Dr. Danielle Zanzalari, an assistant professor of economics at Seton Hall University, has expressed concerns over Mexico’s recent judicial reforms, which she argues have dismantled investor protections and undermined market confidence. Her remarks were made in an opinion column in The Washington Times.
“In less than a year, Mexico has dismantled one of the pillars that made it a top destination for foreign investment: an independent judiciary,” said Zanzalari. “The reform effectively ended judicial independence and opened the door for incompetence, political capture and cartel influence over court decisions. Money flows where the rules can be trusted; today, Mexico is no longer that place. Citigroup might be using Mexico’s increasingly politicized courts to protect itself.”

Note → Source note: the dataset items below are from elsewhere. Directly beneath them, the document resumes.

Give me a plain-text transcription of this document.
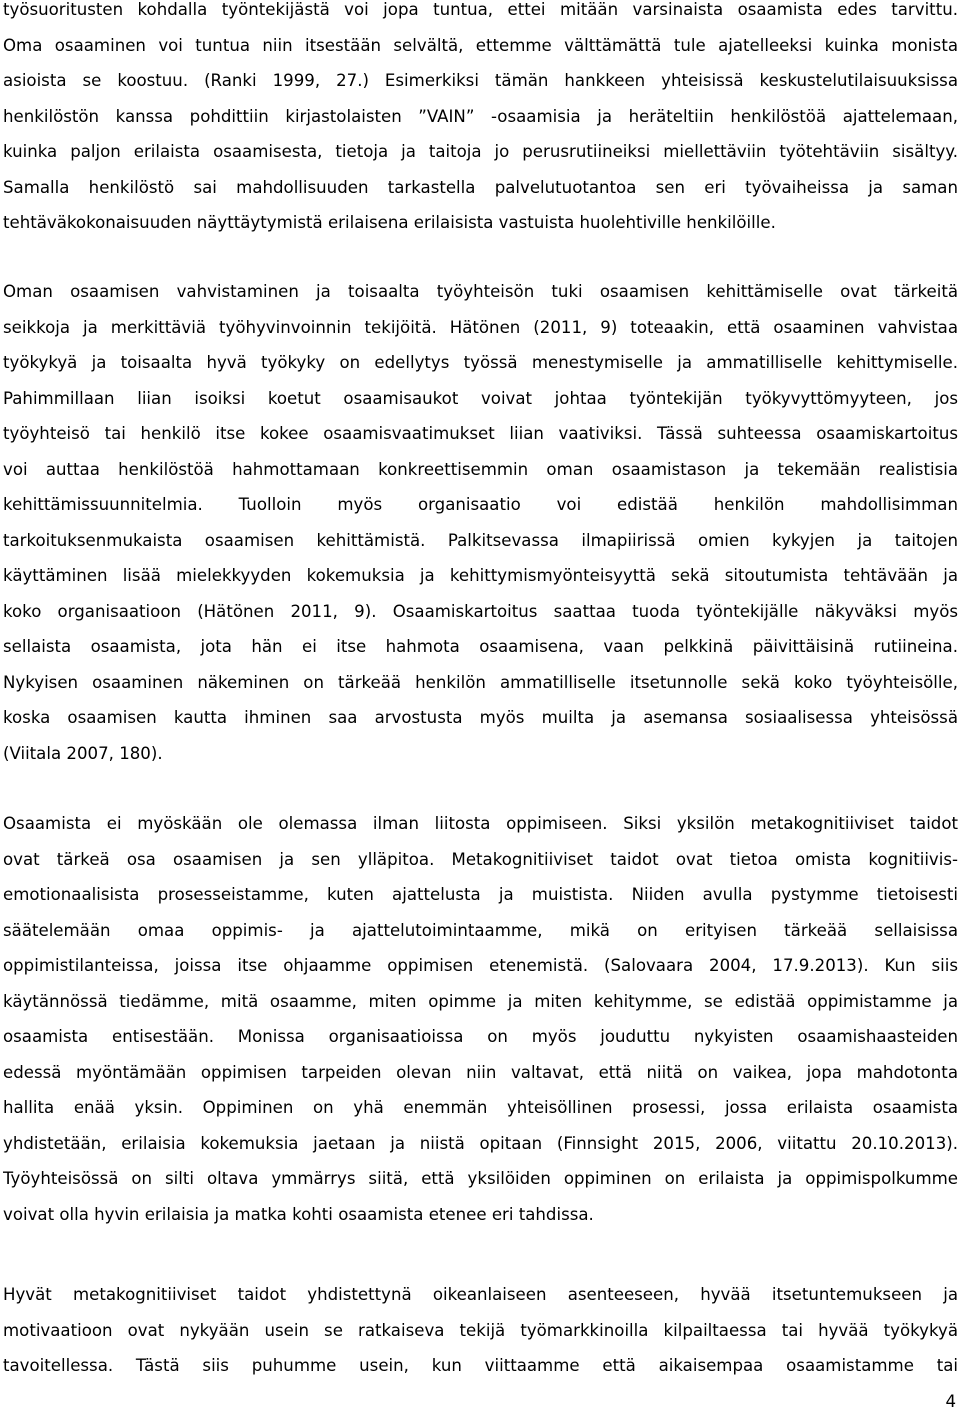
työsuoritusten kohdalla työntekijästä voi jopa tuntua, ettei mitään varsinaista osaamista edes tarvittu.
Oma osaaminen voi tuntua niin itsestään selvältä, ettemme välttämättä tule ajatelleeksi kuinka monista
asioista se koostuu. (Ranki 1999, 27.) Esimerkiksi tämän hankkeen yhteisissä keskustelutilaisuuksissa
henkilöstön kanssa pohdittiin kirjastolaisten ”VAIN” -osaamisia ja heräteltiin henkilöstöä ajattelemaan,
kuinka paljon erilaista osaamisesta, tietoja ja taitoja jo perusrutiineiksi miellettäviin työtehtäviin sisältyy.
Samalla henkilöstö sai mahdollisuuden tarkastella palvelutuotantoa sen eri työvaiheissa ja saman
tehtäväkokonaisuuden näyttäytymistä erilaisena erilaisista vastuista huolehtiville henkilöille.
Oman osaamisen vahvistaminen ja toisaalta työyhteisön tuki osaamisen kehittämiselle ovat tärkeitä
seikkoja ja merkittäviä työhyvinvoinnin tekijöitä. Hätönen (2011, 9) toteaakin, että osaaminen vahvistaa
työkykyä ja toisaalta hyvä työkyky on edellytys työssä menestymiselle ja ammatilliselle kehittymiselle.
Pahimmillaan liian isoiksi koetut osaamisaukot voivat johtaa työntekijän työkyvyttömyyteen, jos
työyhteisö tai henkilö itse kokee osaamisvaatimukset liian vaativiksi. Tässä suhteessa osaamiskartoitus
voi auttaa henkilöstöä hahmottamaan konkreettisemmin oman osaamistason ja tekemään realistisia
kehittämissuunnitelmia. Tuolloin myös organisaatio voi edistää henkilön mahdollisimman
tarkoituksenmukaista osaamisen kehittämistä. Palkitsevassa ilmapiirissä omien kykyjen ja taitojen
käyttäminen lisää mielekkyyden kokemuksia ja kehittymismyönteisyyttä sekä sitoutumista tehtävään ja
koko organisaatioon (Hätönen 2011, 9). Osaamiskartoitus saattaa tuoda työntekijälle näkyväksi myös
sellaista osaamista, jota hän ei itse hahmota osaamisena, vaan pelkkinä päivittäisinä rutiineina.
Nykyisen osaaminen näkeminen on tärkeää henkilön ammatilliselle itsetunnolle sekä koko työyhteisölle,
koska osaamisen kautta ihminen saa arvostusta myös muilta ja asemansa sosiaalisessa yhteisössä
(Viitala 2007, 180).
Osaamista ei myöskään ole olemassa ilman liitosta oppimiseen. Siksi yksilön metakognitiiviset taidot
ovat tärkeä osa osaamisen ja sen ylläpitoa. Metakognitiiviset taidot ovat tietoa omista kognitiivis-
emotionaalisista prosesseistamme, kuten ajattelusta ja muistista. Niiden avulla pystymme tietoisesti
säätelemään omaa oppimis- ja ajattelutoimintaamme, mikä on erityisen tärkeää sellaisissa
oppimistilanteissa, joissa itse ohjaamme oppimisen etenemistä. (Salovaara 2004, 17.9.2013). Kun siis
käytännössä tiedämme, mitä osaamme, miten opimme ja miten kehitymme, se edistää oppimistamme ja
osaamista entisestään. Monissa organisaatioissa on myös jouduttu nykyisten osaamishaasteiden
edessä myöntämään oppimisen tarpeiden olevan niin valtavat, että niitä on vaikea, jopa mahdotonta
hallita enää yksin. Oppiminen on yhä enemmän yhteisöllinen prosessi, jossa erilaista osaamista
yhdistetään, erilaisia kokemuksia jaetaan ja niistä opitaan (Finnsight 2015, 2006, viitattu 20.10.2013).
Työyhteisössä on silti oltava ymmärrys siitä, että yksilöiden oppiminen on erilaista ja oppimispolkumme
voivat olla hyvin erilaisia ja matka kohti osaamista etenee eri tahdissa.
Hyvät metakognitiiviset taidot yhdistettynä oikeanlaiseen asenteeseen, hyvää itsetuntemukseen ja
motivaatioon ovat nykyään usein se ratkaiseva tekijä työmarkkinoilla kilpailtaessa tai hyvää työkykyä
tavoitellessa. Tästä siis puhumme usein, kun viittaamme että aikaisempaa osaamistamme tai
4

On September 11, 2024, Mexico’s Congress approved a significant constitutional amendment requiring nearly all federal and state judges, including Supreme Court justices, to be elected by popular vote. This unprecedented move has raised concerns about the independence of the judiciary. Critics argue that politicized judicial elections could weaken checks and balances and expose the judiciary to political and criminal influence. Investors and business groups, such as the American Chamber of Commerce and analysts like Goldman Sachs, warn that this could undermine contract enforcement and deter foreign investment, potentially violating provisions in trade agreements like the United States-Mexico-Canada Agreement (USMCA).
According to Zanzalari, the reform has dismantled the impartial court system by mandating the election of over 7,000 judges and lowering qualification standards. She warns that this opens the judiciary to political capture and cartel influence. Zanzalari also notes that Mexico’s politicized courts now threaten its international arbitration obligations. She cites a 23% collapse in the peso during 2024 and rising instances of companies like Citigroup attempting to overturn arbitral awards in domestic courts as evidence of eroding investor protections.
While Mexico reported a record US $36.9 billion in foreign direct investment (FDI) for 2024, Zanzalari points out that this figure masks deeper issues: new investments fell by 34% that year, indicating reduced investor confidence. Most reported FDI consisted of reinvestments and intra-company transfers rather than fresh capital inflows. By late 2024, quarterly FDI flows had dropped significantly from US $6.35 billion in Q3 to just US $1.79 billion in Q4 amid political uncertainty.
Zanzalari is an assistant professor at Seton Hall University with expertise in banking regulation, inequality in financial access, and public policy. Her previous roles include Vice President of Credit and Portfolio Risk at Citigroup and Financial Economist at the Federal Reserve Bank of Boston.